What kinds of developments are taking place to improve the safety hazards that drilling entails, perhaps in terms of automation, robotics or IoT?

The key to diminishing risks within our operations is to separate people from equipment with remote drill rigs. Last year we developed the ‘drill of the future’, which is a wireless remote control system to have workers stand away from the rig during operations, placing them out of the drop zone and removed from high energy sources such as high pressure hydraulics, air, heat, noise and vibration. This also provides the Driller  with an improved field of view of the drill pad, given that they are standing 10 to fifteen meters away from the rig and can see where all crew are located.

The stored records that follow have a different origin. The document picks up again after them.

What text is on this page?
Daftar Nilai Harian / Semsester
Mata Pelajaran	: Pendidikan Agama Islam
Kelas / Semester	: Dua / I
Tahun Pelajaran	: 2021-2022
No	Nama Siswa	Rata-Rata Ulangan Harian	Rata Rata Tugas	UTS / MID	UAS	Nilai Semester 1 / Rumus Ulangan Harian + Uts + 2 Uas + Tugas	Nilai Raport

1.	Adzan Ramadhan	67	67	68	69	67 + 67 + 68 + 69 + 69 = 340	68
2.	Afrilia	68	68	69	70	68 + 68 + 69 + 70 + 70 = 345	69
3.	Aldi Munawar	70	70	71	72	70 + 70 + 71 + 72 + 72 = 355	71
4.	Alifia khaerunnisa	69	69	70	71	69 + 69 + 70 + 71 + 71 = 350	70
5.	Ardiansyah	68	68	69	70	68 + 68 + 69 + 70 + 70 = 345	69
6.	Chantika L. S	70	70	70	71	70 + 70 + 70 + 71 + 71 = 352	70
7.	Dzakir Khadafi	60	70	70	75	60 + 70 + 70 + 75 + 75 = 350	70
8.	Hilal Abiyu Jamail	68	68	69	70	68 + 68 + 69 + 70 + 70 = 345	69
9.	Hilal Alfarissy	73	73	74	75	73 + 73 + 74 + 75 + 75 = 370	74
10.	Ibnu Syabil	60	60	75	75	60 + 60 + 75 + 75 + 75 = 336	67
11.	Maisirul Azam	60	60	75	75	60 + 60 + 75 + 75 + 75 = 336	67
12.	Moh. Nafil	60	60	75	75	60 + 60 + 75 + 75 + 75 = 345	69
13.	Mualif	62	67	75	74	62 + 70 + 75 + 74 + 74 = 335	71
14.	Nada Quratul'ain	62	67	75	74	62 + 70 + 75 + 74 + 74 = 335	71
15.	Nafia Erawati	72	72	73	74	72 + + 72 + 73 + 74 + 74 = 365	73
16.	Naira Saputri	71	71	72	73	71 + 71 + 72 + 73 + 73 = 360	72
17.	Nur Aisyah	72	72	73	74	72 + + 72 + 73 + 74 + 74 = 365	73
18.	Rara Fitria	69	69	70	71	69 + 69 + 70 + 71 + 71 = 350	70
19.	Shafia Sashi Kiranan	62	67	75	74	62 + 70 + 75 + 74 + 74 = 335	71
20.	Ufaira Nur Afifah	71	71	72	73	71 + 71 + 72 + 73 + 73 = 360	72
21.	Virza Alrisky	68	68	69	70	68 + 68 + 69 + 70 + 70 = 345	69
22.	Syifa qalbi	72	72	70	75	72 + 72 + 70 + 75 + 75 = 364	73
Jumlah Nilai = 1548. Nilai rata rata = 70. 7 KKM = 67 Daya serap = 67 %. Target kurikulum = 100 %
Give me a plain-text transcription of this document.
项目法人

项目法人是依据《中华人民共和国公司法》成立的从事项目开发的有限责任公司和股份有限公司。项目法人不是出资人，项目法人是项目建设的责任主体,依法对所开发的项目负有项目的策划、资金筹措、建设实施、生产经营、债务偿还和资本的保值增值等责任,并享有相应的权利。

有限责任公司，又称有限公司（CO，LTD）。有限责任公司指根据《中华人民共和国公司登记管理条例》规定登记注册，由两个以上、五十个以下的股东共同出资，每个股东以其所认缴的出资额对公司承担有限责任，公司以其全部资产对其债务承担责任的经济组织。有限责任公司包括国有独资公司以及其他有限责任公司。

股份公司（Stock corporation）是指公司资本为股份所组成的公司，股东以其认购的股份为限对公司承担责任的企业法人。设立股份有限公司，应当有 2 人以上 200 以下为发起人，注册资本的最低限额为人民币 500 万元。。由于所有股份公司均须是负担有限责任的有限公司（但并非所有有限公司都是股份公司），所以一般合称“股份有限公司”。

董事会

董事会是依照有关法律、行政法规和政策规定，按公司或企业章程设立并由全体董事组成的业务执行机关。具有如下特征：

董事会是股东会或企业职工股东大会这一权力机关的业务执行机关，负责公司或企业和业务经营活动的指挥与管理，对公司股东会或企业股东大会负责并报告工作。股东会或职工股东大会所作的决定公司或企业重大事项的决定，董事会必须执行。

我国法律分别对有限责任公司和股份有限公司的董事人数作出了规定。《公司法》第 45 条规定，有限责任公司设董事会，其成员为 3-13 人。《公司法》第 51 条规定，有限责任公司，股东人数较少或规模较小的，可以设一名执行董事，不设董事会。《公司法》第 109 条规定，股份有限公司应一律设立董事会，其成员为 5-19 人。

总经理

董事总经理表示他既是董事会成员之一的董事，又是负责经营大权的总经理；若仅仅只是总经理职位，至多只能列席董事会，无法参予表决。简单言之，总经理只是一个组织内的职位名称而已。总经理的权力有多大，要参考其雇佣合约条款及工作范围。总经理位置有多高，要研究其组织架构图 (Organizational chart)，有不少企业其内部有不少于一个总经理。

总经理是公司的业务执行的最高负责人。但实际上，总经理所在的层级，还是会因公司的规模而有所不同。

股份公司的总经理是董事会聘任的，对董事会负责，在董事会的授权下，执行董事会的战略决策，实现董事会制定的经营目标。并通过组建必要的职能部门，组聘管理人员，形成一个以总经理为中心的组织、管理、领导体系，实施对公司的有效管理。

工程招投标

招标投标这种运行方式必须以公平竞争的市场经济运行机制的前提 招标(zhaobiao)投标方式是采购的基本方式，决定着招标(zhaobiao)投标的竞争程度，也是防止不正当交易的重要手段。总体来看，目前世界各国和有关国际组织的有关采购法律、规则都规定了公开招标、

At the moment our remote Reverse Circulation (RC) drill has operated for Rio Tinto for 12 months. This was the first rig we put out to evaluate if any changes were needed, but it definitely surpassed our expectations. We thought that the operators would present some resistance to the technology, but they much prefer to operate the rig from a distance. We are now manufacturing a second multi-purpose remote rig for the Queensland coal fields. Our MWD screen, which monitors 14 operating parameters from the rig can be dialled into from anywhere in the world through a mobile 3G network. This allows for more efficient training protocols and delivers much more downhole  information for the client.

Another important development is the Foraco App. Previously, each rig would go out with 4 large file boxes of manuals, audit and inspection forms, training material, etc. If you had a Safe Work Procedure (SWP), you had to ensure the new one was signed in and the old one was removed from the paper-based system. This has all been replaced with  iPads on all of the rigs, which automatically sync and update from the Cloud. The key to successful operations is having the right people, with instant access to the right information. The Foraco App supplies the technology and tools to enable crews make the right decisions each and every time.

Is there government support in place that allows companies such as Foraco to develop new technologies?

The internal cost to develop our remote system was about half a million dollars. Although there are government grants, they are very bureaucratic and time consuming to access. For a small company such as Foraco, it is unrealistic to invest all the necessary time to navigate through the protocol to access these funds. Bigger organisations with large  R&D budgets  are  better placed to access these incentives.

Could you provide us with some details regarding the Australian Drilling Industry Association’s role within the mining industry?

ADIA had to restructure quite heavily after the mining boom. They have successfully navigated this transition, and can certainly move forward as the torch for the industry. They will need to work hard going forward to explain the value that member companies can generate for customers, who are using competitive tension more than ever to drive pricing down. If this trend continues, much of the improvements over the past decade in terms of safety, equipment upgrades, training and general efficiencies will be driven by the market, with a much poorer service industry as the unfortunate outcome.